With the increasing competitive world that we live and work within, the number of business merger and acquisitions continue to grow as companies strive to advance themselves in the marketplace in combination with achievement of their overall objectives. Historically, there were many situations in the not so distant past where there was less focus upon integrating and consolidating existing business and customer management systems and data. However, with the increased pressures from governmental requirements associated with Sarbanes-Oxley, Basel II, Patriot Act, and other legislation in combination with the desire to support effective business intelligence based improvements the need to consolidate existing systems and data to a single target platform has become much more critical.
Today there is an increased reliance on technology and the movement of information which in turn dictates that the underlying support systems be reliable, accurate, and becoming more efficient in order to maximize the value of the customer relationship while taking advantage of each up-sell and cross-sell opportunity. With this increased reliance, a comprehensive data quality and data integration strategy utilizing a foundation of "best practices" is integral to the overall success of meeting goals associated with business process improvements.

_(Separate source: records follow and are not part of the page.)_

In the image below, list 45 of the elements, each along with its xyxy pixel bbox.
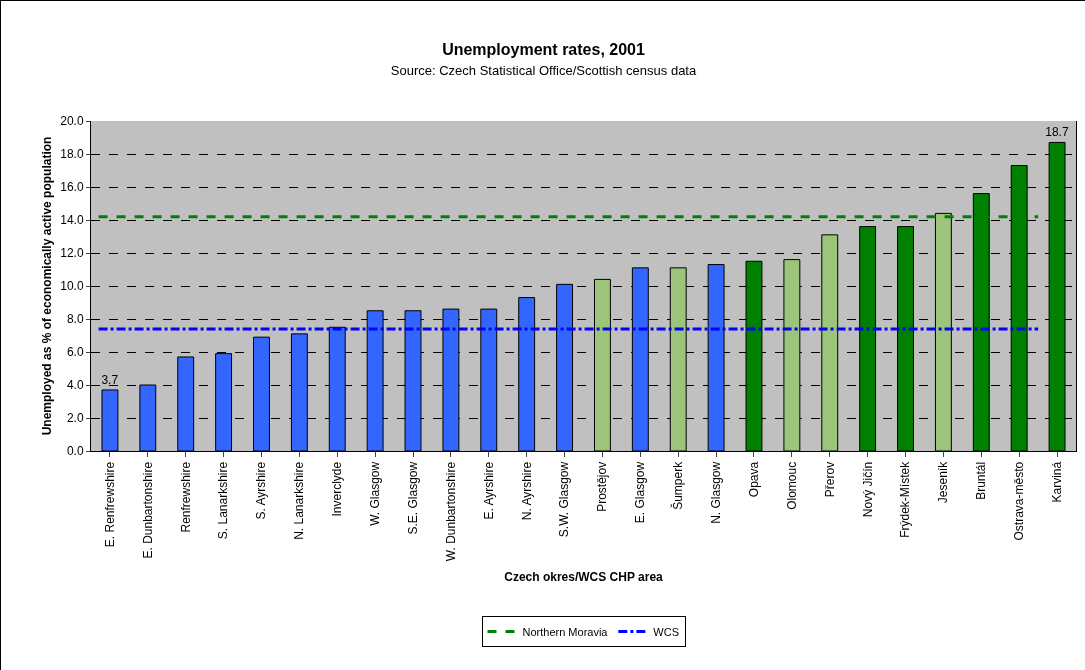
x-tick-label: Renfrewshire (178, 461, 193, 533)
chart-title: Unemployment rates, 2001 (442, 40, 645, 58)
x-tick-label: Bruntál (974, 461, 989, 500)
x-tick-label: Inverclyde (330, 461, 345, 517)
x-tick-label: Jeseník (936, 460, 951, 504)
y-tick-label: 14.0 (60, 213, 84, 228)
legend-label: Northern Moravia (522, 625, 609, 638)
x-tick-label: Frýdek-Místek (898, 460, 913, 538)
data-label: 3.7 (101, 372, 119, 387)
x-tick-label: N. Lanarkshire (292, 461, 307, 540)
x-axis-title: Czech okres/WCS CHP area (504, 570, 664, 585)
x-tick-label: Opava (746, 461, 761, 498)
x-tick-label: N. Ayrshire (519, 461, 534, 521)
y-tick-label: 20.0 (60, 114, 84, 129)
x-tick-label: E. Renfrewshire (102, 461, 117, 548)
y-tick-label: 16.0 (60, 180, 84, 195)
x-tick-label: S. Lanarkshire (216, 461, 231, 540)
data-label: 18.7 (1045, 125, 1069, 140)
legend-label: WCS (653, 625, 680, 638)
x-tick-label: Prostějov (595, 461, 610, 512)
x-tick-label: Nový Jičín (860, 461, 875, 518)
x-tick-label: N. Glasgow (709, 461, 723, 524)
x-tick-label: W. Glasgow (368, 461, 383, 526)
x-tick-label: E. Ayrshire (481, 461, 496, 520)
y-tick-label: 0.0 (66, 444, 84, 459)
x-tick-label: E. Glasgow (633, 461, 648, 524)
y-axis-title: Unemployed as % of economically active population (39, 136, 54, 436)
x-tick-label: S.W. Glasgow (557, 461, 572, 538)
y-tick-label: 6.0 (66, 345, 84, 360)
y-tick-label: 10.0 (60, 279, 84, 294)
x-tick-label: W. Dunbartonshire (443, 461, 458, 562)
chart-subtitle: Source: Czech Statistical Office/Scottish census data (390, 63, 697, 79)
y-tick-label: 12.0 (60, 246, 84, 261)
x-tick-label: Přerov (822, 461, 837, 498)
y-tick-label: 2.0 (66, 411, 84, 426)
x-tick-label: S. Ayrshire (254, 461, 269, 520)
x-tick-label: Šumperk (670, 460, 686, 510)
y-tick-label: 8.0 (66, 312, 84, 327)
x-tick-label: S.E. Glasgow (405, 461, 420, 535)
y-tick-label: 4.0 (66, 378, 84, 393)
y-tick-label: 18.0 (60, 147, 84, 162)
x-tick-label: Olomouc (784, 461, 799, 510)
x-tick-label: Ostrava-město (1012, 461, 1027, 541)
x-tick-label: Karviná (1049, 461, 1064, 503)
x-tick-label: E. Dunbartonshire (140, 461, 155, 559)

The process of establishing or confirming data definitions for all key corporate data assets is an important first step in order to create a map of how existing systems in each organization are utilizing the various data items as they flow throughout the enterprise. These data definitions include, but are not limited to, documentation regarding data elements and database architecture for customer, prospective customer, and systems applications extending to examining informational data flows within the enterprise itself. The time invested in the data definition process will inevitably save valuable time, identify data quality issues early in the process, and create overall cost reductions in the implementation phase for data and system integrations related to merger/acquisition initiatives.

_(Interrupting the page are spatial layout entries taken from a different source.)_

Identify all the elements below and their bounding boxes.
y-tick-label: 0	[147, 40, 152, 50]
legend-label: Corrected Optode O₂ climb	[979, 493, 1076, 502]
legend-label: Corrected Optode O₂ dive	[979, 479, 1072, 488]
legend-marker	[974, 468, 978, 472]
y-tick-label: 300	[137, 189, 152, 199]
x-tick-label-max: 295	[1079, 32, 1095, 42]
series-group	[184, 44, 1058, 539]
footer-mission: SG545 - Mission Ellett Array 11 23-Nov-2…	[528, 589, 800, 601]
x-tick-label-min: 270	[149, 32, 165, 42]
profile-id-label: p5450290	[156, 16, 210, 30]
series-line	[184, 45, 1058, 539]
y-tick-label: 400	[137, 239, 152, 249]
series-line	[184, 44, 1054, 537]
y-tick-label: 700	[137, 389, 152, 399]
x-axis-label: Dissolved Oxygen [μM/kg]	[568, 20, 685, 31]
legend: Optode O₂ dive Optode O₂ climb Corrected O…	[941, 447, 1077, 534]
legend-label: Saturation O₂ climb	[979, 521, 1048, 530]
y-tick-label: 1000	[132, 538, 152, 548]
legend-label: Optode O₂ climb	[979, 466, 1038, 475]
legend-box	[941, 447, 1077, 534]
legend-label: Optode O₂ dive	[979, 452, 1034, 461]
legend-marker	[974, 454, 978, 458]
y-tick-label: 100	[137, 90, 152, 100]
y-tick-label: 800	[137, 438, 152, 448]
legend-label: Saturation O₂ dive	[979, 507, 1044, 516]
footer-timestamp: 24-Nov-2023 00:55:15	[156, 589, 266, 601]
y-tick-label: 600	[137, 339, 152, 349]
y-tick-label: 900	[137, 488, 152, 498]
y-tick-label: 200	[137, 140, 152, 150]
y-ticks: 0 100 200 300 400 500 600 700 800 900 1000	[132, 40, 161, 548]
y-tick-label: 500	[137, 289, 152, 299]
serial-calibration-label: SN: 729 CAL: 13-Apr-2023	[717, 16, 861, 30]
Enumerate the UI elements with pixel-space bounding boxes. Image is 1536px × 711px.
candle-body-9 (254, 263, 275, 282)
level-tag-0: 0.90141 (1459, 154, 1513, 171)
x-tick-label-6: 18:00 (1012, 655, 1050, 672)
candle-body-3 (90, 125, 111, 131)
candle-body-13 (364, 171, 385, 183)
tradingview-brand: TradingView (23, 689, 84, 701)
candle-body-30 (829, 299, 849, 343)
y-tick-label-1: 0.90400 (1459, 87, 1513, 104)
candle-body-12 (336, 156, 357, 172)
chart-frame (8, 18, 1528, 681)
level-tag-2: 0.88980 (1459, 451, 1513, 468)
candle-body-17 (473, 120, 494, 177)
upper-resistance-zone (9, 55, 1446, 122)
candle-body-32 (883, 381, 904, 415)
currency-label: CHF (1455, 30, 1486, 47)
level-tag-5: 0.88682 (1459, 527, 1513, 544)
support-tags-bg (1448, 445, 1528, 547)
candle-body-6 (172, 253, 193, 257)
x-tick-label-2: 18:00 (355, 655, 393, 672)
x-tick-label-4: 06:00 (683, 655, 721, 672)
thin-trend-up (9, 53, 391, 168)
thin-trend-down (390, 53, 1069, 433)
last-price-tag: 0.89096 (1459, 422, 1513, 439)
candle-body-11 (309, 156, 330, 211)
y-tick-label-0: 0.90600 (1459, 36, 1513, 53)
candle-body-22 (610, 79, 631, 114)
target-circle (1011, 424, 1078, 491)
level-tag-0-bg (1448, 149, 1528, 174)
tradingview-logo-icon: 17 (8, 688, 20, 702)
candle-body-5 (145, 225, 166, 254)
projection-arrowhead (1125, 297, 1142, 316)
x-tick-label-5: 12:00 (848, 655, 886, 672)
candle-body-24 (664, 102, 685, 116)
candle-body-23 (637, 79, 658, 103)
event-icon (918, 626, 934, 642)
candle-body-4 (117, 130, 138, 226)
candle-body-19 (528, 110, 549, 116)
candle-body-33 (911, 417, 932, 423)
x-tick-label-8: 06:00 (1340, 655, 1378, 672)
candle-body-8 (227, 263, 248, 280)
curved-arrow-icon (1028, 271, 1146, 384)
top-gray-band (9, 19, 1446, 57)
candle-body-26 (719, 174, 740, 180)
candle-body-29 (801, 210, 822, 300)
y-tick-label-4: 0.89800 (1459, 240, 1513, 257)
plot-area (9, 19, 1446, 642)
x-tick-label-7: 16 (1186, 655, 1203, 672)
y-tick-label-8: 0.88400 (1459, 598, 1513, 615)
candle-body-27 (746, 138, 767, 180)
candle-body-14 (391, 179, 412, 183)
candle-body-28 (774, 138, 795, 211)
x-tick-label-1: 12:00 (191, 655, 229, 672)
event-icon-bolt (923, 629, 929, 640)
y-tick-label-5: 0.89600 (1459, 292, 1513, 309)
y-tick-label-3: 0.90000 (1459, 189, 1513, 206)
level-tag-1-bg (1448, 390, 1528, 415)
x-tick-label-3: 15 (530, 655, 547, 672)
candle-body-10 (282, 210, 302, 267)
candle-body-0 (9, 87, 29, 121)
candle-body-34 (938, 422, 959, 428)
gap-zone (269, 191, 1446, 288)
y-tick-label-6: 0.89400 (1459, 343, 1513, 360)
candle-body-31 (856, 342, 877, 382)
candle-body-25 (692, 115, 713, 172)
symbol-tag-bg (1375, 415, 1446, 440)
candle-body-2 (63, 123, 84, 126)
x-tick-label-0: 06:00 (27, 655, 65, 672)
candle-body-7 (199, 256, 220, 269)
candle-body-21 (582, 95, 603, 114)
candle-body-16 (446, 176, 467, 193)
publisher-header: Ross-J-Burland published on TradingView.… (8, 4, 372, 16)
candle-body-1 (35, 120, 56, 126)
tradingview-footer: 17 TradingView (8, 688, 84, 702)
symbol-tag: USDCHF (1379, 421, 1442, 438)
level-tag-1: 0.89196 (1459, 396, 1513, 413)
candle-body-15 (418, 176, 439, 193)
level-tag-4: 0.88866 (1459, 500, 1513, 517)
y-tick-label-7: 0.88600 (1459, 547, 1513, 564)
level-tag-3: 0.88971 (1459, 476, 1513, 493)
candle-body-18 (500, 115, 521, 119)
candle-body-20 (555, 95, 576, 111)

As a component of the data and system flow architecture definitions, the overall quality of the historical data along with the current data quality process flow should be examined. Businesses consistently struggle with data-driven initiatives predominantly caused by a failure to address the inaccuracies, redundancies, and data anomalies that exist in the data warehouses that serve as the foundation for an increase in reliance upon business intelligence initiatives. Further, data quality standards must support an evolving range of quality issues that are balanced in design, implementation, and include an ongoing audit of data management processes and procedures.
Even with proper data quality assessment of the data assets represented by each company, a successful merger of customer and business management systems also requires a commitment to identify ongoing improvements which includes not only technology but extends to people and processes both in and outside the existing organizations. This commitment serves to maximize return on the acquisition investment and increase shareholder value while enabling effective business intelligence systems that are supported by consistent, reliable, and trustworthy data.
Making data quality an ongoing business practice as opposed to a "one-time" project in conjunction with a merger/acquisition data migration, ensures that not only is the initial integration successful but sets the stage for these "best practices" being adopted as an continuing priority. Inevitably, mergers and acquisitions will continue to occur as boundaries that previously existed are removed in what has become an ever-growing global e-commerce based society. Solid data quality practices in turn creates a solid foundation which in turn facilitates the greatest opportunity for success.